The AccountForm, ProfileForm, and RegisterForm classes, which extend the [ContentEntityForm][6] class, doen't extend [ContentEntityForm::validateForm()][7], though. They implement methods that is necessary to Drupal to understand which entity fields are edited and which violations should be shown: [AccountForm::getEditedFieldNames()][8] and [AccountForm::flagViolations()`]6.

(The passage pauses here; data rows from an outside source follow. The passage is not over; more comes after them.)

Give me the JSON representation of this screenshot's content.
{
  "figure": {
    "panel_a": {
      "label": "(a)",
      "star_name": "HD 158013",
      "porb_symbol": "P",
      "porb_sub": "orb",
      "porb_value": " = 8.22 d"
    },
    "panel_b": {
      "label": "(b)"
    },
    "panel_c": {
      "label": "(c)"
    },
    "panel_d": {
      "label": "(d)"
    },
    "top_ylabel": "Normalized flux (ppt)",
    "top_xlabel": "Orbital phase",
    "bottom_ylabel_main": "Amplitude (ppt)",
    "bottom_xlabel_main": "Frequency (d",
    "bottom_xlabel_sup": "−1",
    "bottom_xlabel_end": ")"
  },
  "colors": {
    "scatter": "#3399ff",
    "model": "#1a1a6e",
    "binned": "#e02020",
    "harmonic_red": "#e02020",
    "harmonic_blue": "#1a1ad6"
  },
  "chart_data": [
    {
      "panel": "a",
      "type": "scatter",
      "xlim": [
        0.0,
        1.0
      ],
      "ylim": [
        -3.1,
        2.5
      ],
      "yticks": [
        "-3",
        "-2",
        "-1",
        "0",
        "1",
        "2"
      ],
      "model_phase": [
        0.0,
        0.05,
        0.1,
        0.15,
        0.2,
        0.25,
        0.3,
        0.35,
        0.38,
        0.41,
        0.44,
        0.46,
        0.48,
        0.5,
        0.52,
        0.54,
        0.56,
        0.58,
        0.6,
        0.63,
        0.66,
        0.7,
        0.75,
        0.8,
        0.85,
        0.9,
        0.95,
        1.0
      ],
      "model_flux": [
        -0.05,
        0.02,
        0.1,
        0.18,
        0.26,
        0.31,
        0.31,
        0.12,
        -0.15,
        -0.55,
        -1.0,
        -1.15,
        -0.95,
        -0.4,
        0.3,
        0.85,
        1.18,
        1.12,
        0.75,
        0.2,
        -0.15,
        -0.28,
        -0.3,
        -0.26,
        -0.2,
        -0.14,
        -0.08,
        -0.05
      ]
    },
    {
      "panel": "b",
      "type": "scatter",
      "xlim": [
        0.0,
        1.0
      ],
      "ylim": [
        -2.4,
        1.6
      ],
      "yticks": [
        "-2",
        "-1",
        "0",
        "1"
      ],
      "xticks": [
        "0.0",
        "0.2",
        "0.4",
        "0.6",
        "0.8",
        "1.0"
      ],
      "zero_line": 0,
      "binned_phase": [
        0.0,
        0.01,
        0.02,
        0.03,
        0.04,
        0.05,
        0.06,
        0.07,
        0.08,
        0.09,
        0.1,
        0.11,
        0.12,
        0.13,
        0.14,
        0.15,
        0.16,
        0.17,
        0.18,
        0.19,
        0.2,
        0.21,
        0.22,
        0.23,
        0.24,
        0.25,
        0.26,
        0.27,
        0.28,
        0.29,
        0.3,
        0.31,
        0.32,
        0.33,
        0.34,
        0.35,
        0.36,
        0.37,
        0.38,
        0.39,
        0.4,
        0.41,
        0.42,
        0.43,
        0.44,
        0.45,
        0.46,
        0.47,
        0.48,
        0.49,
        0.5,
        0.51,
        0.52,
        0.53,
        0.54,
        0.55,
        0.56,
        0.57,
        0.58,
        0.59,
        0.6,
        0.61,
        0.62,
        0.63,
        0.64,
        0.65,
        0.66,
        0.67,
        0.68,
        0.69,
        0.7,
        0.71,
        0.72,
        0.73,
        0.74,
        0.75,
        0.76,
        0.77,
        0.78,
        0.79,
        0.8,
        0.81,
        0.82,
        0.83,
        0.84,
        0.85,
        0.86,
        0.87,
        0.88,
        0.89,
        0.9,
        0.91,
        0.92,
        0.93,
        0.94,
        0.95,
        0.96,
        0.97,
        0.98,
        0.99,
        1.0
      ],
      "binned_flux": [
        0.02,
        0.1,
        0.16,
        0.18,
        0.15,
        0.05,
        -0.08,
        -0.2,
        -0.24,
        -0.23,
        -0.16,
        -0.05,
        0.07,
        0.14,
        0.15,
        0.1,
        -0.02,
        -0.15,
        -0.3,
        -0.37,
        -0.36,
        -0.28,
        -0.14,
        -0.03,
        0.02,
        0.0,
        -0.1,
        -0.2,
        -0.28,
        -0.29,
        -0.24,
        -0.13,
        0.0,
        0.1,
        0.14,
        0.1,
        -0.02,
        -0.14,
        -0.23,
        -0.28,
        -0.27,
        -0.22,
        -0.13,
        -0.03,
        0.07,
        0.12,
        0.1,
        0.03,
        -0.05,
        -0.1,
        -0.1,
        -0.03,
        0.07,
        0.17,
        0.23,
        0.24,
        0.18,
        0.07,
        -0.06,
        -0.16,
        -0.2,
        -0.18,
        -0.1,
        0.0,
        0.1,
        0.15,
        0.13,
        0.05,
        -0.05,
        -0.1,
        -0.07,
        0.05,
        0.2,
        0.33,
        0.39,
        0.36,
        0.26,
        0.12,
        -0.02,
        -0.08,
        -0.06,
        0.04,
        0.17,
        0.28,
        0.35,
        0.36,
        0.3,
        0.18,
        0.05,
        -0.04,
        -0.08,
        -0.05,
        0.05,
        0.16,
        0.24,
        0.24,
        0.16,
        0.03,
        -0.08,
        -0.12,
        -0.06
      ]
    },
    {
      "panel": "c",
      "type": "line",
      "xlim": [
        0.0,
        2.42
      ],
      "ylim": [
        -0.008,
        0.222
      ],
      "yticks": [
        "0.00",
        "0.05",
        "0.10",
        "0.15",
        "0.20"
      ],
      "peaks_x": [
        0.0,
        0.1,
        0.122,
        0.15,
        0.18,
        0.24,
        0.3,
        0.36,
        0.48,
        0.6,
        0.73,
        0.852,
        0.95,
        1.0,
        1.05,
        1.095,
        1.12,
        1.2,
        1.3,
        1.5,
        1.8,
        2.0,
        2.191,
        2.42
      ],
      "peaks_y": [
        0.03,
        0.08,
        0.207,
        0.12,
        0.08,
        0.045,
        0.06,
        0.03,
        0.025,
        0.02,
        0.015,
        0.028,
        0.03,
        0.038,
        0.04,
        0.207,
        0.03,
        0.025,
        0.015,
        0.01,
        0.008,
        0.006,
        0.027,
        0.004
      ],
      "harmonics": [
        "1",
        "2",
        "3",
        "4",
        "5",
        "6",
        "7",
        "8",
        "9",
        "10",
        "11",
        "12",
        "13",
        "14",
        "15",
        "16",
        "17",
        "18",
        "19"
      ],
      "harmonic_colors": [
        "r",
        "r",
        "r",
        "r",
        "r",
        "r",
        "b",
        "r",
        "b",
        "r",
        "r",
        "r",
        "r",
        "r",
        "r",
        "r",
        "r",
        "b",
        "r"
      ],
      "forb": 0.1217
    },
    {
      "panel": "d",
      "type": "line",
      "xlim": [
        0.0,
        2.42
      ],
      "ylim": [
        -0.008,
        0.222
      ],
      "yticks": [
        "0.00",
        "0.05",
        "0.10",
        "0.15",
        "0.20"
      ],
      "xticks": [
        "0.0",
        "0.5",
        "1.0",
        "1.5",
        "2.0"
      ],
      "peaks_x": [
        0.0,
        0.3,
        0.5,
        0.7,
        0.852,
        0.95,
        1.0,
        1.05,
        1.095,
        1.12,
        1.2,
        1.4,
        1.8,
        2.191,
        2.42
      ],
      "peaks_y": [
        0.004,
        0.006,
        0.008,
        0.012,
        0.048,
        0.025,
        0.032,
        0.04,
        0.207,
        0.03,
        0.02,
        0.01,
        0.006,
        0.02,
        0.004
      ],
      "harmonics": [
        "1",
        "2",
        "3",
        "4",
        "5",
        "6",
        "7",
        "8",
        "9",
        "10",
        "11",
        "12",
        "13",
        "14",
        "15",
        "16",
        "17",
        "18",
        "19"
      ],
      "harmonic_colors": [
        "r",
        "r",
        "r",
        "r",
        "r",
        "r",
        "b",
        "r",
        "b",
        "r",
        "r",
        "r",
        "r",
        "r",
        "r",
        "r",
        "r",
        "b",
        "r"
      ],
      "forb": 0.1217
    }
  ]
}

protected function getEditedFieldNames(FormStateInterface $form_state) {
  return array_merge([
    'name',
    'pass',
    'mail',
    'timezone',
    'langcode',
    'preferred_langcode',
    'preferred_admin_langcode',
  ], parent::getEditedFieldNames($form_state));
}
protected function flagViolations(EntityConstraintViolationListInterface $violations, array $form, FormStateInterface $form_state) {
  // Manually flag violations of fields not handled by the form display. This
  // is necessary as entity form displays only flag violations for fields
  // contained in the display.
  $field_names = [
    'name',
    'pass',
    'mail',
    'timezone',
    'langcode',
    'preferred_langcode',
    'preferred_admin_langcode',
  ];
  foreach ($violations->getByFields($field_names) as $violation) {
    list($field_name) = explode('.', $violation->getPropertyPath(), 2);
    $form_state->setErrorByName($field_name, $violation->getMessage());
  }
  parent::flagViolations($violations, $form, $form_state);
}

ContentEntityForm::validateForm() shows only the validation errors for those form elements that are reported to be edited. This means that if a form element name isn't returned from AccountForm::getEditedFieldNames() or ContentEntityForm::getEditedFieldNames(), that form element and the corresponding entity field aren't considered edited.

To answer the question: Yes, it's possible to add form elements in the form() method of the entity form class and use validation constraints (and their "automatic" validation), as long as the entity form class implements the getEditedFieldNames() and flagViolations() methods.

lc flag
Very nice, thank you, I'll go this route.